The Finch Hydro Corridor is Toronto's outdoor trail with transmission towers
The Finch Hydro Corridor recreational trail is a 22.5-kilometre walking and bike path that runs from east to west.
Stretching from Norfinch Drive in the west to Middlefield Road in the east, the Finch Corridor trail is best known for its sprawling views of the transmission towers north of Finch, running parallel to the major street.
For those who have never taken a walk along the trail, it's best to be aware that not all of the Corridor is full of rolling green hills. Divided into 5 parts, the path interrupts at certain intersections, like the area that stops just west of Yonge and picks back up at Willowdale.
The first sections of the Corridor ever built were completed in 2011. Spanning 13-kilometres, it includes the areas between Norfinch and Yonge, as well as the Finch Corridor East Trail between Birchmount and Middlefield.
Leaving the entire area between those two entry points unconnected, the City added an extra 3 kilometres to the Corridor between Willowdale and Pineway Boulevard that was finished completely in 2014.
There are plans to eventually connect and expand the Corridor to span 30 kilometres as part of the Ten-Year Cycling Network Plan. A 1.6-kilometre trail between Birchmount and Pharmacy Road is in the works, as are better pavement markings and signals, benches, and bike racks.
In the meantime, in order to get acquainted with the trail, I recommend checking out the most scenic part of the the Finch Corridor, which runs through the G. Ross Lord Dam and Reservoir between Wilmington Avenue, heading east before hitting Bathurst.

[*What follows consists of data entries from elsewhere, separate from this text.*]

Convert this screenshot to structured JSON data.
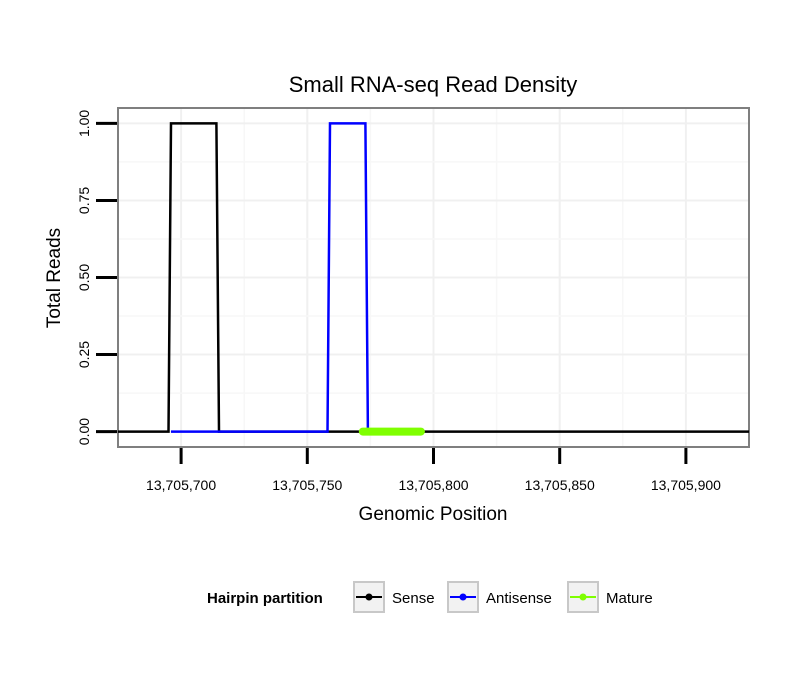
{
  "chart_data": {
    "type": "line",
    "title": "Small RNA-seq Read Density",
    "xlabel": "Genomic Position",
    "ylabel": "Total Reads",
    "xlim": [
      13705675,
      13705925
    ],
    "ylim": [
      -0.05,
      1.05
    ],
    "x_ticks": [
      13705700,
      13705750,
      13705800,
      13705850,
      13705900
    ],
    "x_tick_labels": [
      "13,705,700",
      "13,705,750",
      "13,705,800",
      "13,705,850",
      "13,705,900"
    ],
    "y_ticks": [
      0,
      0.25,
      0.5,
      0.75,
      1
    ],
    "y_tick_labels": [
      "0.00",
      "0.25",
      "0.50",
      "0.75",
      "1.00"
    ],
    "grid": true,
    "legend": {
      "title": "Hairpin partition",
      "position": "bottom",
      "entries": [
        {
          "name": "Sense",
          "color": "#000000"
        },
        {
          "name": "Antisense",
          "color": "#0000ff"
        },
        {
          "name": "Mature",
          "color": "#7fff00"
        }
      ]
    },
    "series": [
      {
        "name": "Sense",
        "color": "#000000",
        "points": [
          [
            13705675,
            0
          ],
          [
            13705695,
            0
          ],
          [
            13705696,
            1
          ],
          [
            13705714,
            1
          ],
          [
            13705715,
            0
          ],
          [
            13705925,
            0
          ]
        ]
      },
      {
        "name": "Antisense",
        "color": "#0000ff",
        "points": [
          [
            13705696,
            0
          ],
          [
            13705714,
            0
          ],
          [
            13705715,
            0
          ],
          [
            13705758,
            0
          ],
          [
            13705759,
            1
          ],
          [
            13705773,
            1
          ],
          [
            13705774,
            0
          ]
        ]
      },
      {
        "name": "Mature",
        "color": "#7fff00",
        "points": [
          [
            13705772,
            0
          ],
          [
            13705795,
            0
          ]
        ]
      }
    ]
  }
}
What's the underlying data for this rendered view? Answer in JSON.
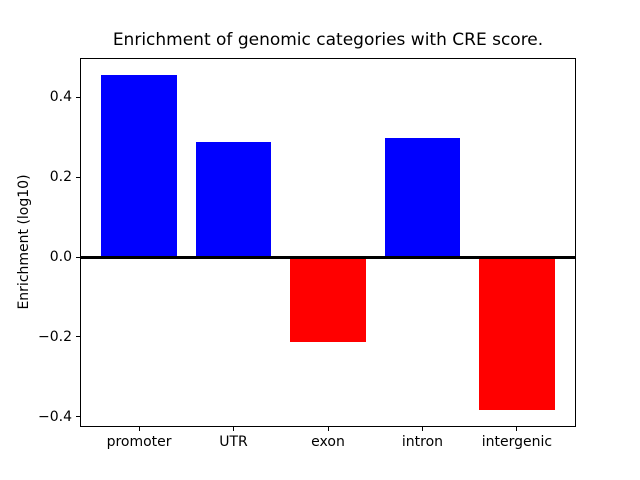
{
  "figure": {
    "background": "#ffffff",
    "text_color": "#000000"
  },
  "chart_data": {
    "type": "bar",
    "title": "Enrichment of genomic categories with CRE score.",
    "xlabel": "",
    "ylabel": "Enrichment (log10)",
    "categories": [
      "promoter",
      "UTR",
      "exon",
      "intron",
      "intergenic"
    ],
    "values": [
      0.46,
      0.29,
      -0.21,
      0.3,
      -0.38
    ],
    "bar_colors": [
      "#0000ff",
      "#0000ff",
      "#ff0000",
      "#0000ff",
      "#ff0000"
    ],
    "positive_color": "#0000ff",
    "negative_color": "#ff0000",
    "bar_width_fraction": 0.8,
    "ylim": [
      -0.426,
      0.499
    ],
    "yticks": [
      {
        "value": 0.4,
        "label": "0.4"
      },
      {
        "value": 0.2,
        "label": "0.2"
      },
      {
        "value": 0.0,
        "label": "0.0"
      },
      {
        "value": -0.2,
        "label": "−0.2"
      },
      {
        "value": -0.4,
        "label": "−0.4"
      }
    ],
    "zero_line": true,
    "grid": false,
    "legend": "none"
  }
}
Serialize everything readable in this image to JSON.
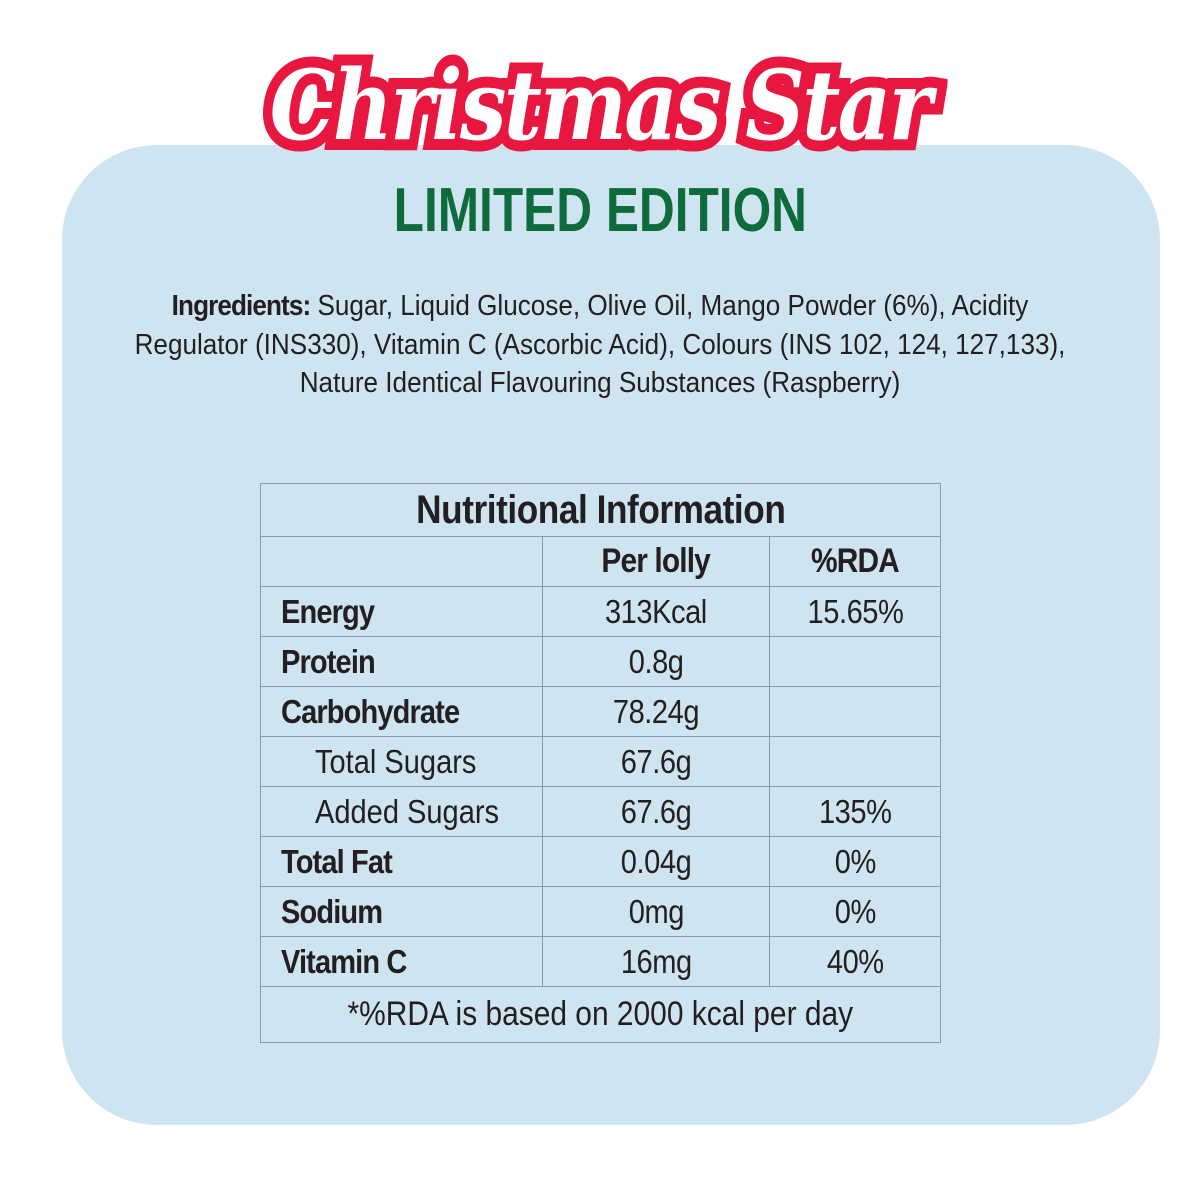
{
  "brand": {
    "title": "Christmas Star",
    "subtitle": "LIMITED EDITION",
    "colors": {
      "title_fill": "#ffffff",
      "title_outline": "#e8173f",
      "subtitle": "#0e6b3b",
      "panel": "#cfe4f1",
      "background": "#ffffff",
      "table_border": "#8d9ba7",
      "text": "#231f20"
    }
  },
  "ingredients": {
    "label": "Ingredients:",
    "text": "Sugar, Liquid Glucose, Olive Oil, Mango Powder (6%), Acidity Regulator (INS330), Vitamin C (Ascorbic Acid), Colours (INS 102, 124, 127,133), Nature Identical Flavouring Substances (Raspberry)"
  },
  "nutrition": {
    "title": "Nutritional Information",
    "columns": [
      "",
      "Per lolly",
      "%RDA"
    ],
    "rows": [
      {
        "label": "Energy",
        "per_lolly": "313Kcal",
        "rda": "15.65%",
        "style": "bold"
      },
      {
        "label": "Protein",
        "per_lolly": "0.8g",
        "rda": "",
        "style": "bold"
      },
      {
        "label": "Carbohydrate",
        "per_lolly": "78.24g",
        "rda": "",
        "style": "bold"
      },
      {
        "label": "Total Sugars",
        "per_lolly": "67.6g",
        "rda": "",
        "style": "sub"
      },
      {
        "label": "Added Sugars",
        "per_lolly": "67.6g",
        "rda": "135%",
        "style": "sub"
      },
      {
        "label": "Total Fat",
        "per_lolly": "0.04g",
        "rda": "0%",
        "style": "bold"
      },
      {
        "label": "Sodium",
        "per_lolly": "0mg",
        "rda": "0%",
        "style": "bold"
      },
      {
        "label": "Vitamin C",
        "per_lolly": "16mg",
        "rda": "40%",
        "style": "bold"
      }
    ],
    "footnote": "*%RDA is based on 2000 kcal per day"
  }
}
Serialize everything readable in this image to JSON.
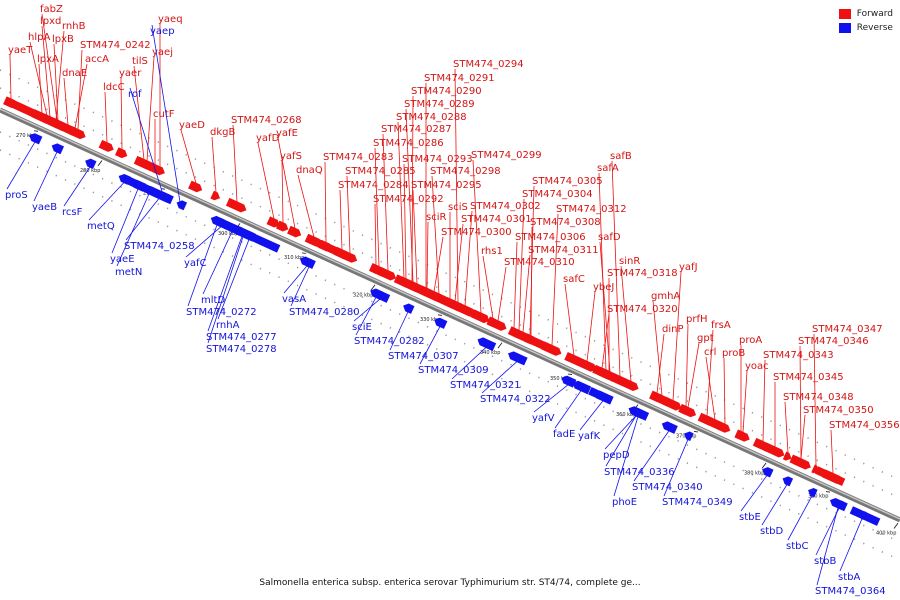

From here, you'll get an incredible view of the hydro towers popping up from the reservoir waters and heading east to the North York Civic Soccer Fields: in total a 30-minute walk between the two points, if you're strolling at a relaxed pace.
From bustling Finch, you'll have to cross a bridge over the reservoir to hit the multi-use trail where transmission lines built by Ontario Hydro in the 1950s tower overhead.
It's an excellent spot for a scenic walk at either sun-up or sun-down. There's always the option of continuing your trip further east, but if you're worried about overexposure to electromagnetic fields, this small patch of the Corridor should do.